Today, more than sixty genetic links have been identified that can in complex interaction with environmental factors lead to the expression of cleft lip and/or palate.  In the UK, 1 in 750 are born with a cleft.

A healthy lifestyle is important for all pregnancies.  There is some evidence that high doses of folic acid at the time of conception may reduce the risk of cleft lip and palates.

Besides cosmetic reasons, does a cleft lip and palate pose any danger to health and are there any implications on speech or taste?

Cleft lip and palate is not a cosmetic condition but a facial deformity with aesthetic and functional consequences.  It is important that a cleft palate is repaired in a timely manner to allow normal speech to develop, provided that the child’s hearing and learning development is normal.

The cleft lip involves not only the lip but also the nose.  It is important to achieve good lip competence for pronunciation of some sounds, but equally it is important to have a good repair of the upper lip to allow, in particular, normal drinking.  In some cases, nasal breathing can be impaired and that may require additional correction of the nose later on in life.  A cleft palate has no implications for taste, but is obviously unpleasant as food and drink go via the open roof of the mouth and enter the nose.

How easy is it to rectify the problem, and what is the procedure?

Modern techniques of surgical repair of cleft lip and palate lead to good results.

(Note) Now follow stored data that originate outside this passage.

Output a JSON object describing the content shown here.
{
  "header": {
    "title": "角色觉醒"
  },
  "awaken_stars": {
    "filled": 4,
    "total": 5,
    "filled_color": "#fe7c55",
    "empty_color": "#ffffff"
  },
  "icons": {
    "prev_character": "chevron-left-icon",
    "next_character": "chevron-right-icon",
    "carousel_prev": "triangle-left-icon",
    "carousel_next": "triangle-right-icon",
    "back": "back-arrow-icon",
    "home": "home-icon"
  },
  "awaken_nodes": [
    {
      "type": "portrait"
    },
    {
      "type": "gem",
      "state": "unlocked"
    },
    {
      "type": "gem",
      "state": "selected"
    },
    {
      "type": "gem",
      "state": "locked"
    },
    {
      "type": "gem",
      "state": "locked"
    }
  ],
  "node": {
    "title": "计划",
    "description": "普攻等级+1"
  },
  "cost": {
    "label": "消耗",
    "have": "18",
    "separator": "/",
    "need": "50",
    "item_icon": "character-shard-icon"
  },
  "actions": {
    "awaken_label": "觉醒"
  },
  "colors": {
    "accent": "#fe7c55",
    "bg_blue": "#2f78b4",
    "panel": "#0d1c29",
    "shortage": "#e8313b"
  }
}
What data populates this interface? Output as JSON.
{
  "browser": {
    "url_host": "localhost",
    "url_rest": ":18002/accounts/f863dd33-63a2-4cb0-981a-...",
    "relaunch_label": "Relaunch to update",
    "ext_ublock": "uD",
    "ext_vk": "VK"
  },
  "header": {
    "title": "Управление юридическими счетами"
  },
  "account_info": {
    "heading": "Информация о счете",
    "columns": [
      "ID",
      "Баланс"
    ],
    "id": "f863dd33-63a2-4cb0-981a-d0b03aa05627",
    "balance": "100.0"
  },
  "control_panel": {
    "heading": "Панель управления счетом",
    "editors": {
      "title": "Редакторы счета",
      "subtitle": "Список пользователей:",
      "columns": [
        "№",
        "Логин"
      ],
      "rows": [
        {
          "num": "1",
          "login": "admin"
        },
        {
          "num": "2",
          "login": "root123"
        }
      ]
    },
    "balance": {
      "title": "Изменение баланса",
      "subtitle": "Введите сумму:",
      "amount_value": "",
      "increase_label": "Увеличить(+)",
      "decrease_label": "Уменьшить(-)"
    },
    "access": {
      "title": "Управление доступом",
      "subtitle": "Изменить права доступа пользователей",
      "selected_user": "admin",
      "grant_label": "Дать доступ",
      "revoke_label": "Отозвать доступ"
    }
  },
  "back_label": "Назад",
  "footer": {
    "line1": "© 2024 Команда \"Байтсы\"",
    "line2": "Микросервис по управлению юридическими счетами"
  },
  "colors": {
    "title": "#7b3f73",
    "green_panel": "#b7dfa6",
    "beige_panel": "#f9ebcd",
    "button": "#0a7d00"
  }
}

The cleft lip repair aims to achieve good reconstruction of the upper lip muscle as well as creating the best possible symmetry of the lip itself.  I personally always try to achieve maximal symmetry of the nose at the same time, as this may improve nasal breathing and the overall result of the repair.  It is important to achieve the best possible repair during this first procedure, as this leads to significantly less additional surgeries later on in life.  A unilateral cleft lip, which is a cleft lip on one side only, is usually repaired at the age of about three to four months.  A bilateral cleft lip, which means a cleft lip on either side of the upper lip, can be repaired in a single procedure but I prefer to repair it in two stages.  The first stage is a so-called ‘lip adhesion’ which allows for moulding of the central bony part of the upper jaw and stretching of the soft tissues.  This then allows for a good definitive second stage primary repair four or five months later. A good age for cleft palate repair is between nine and twelve months old.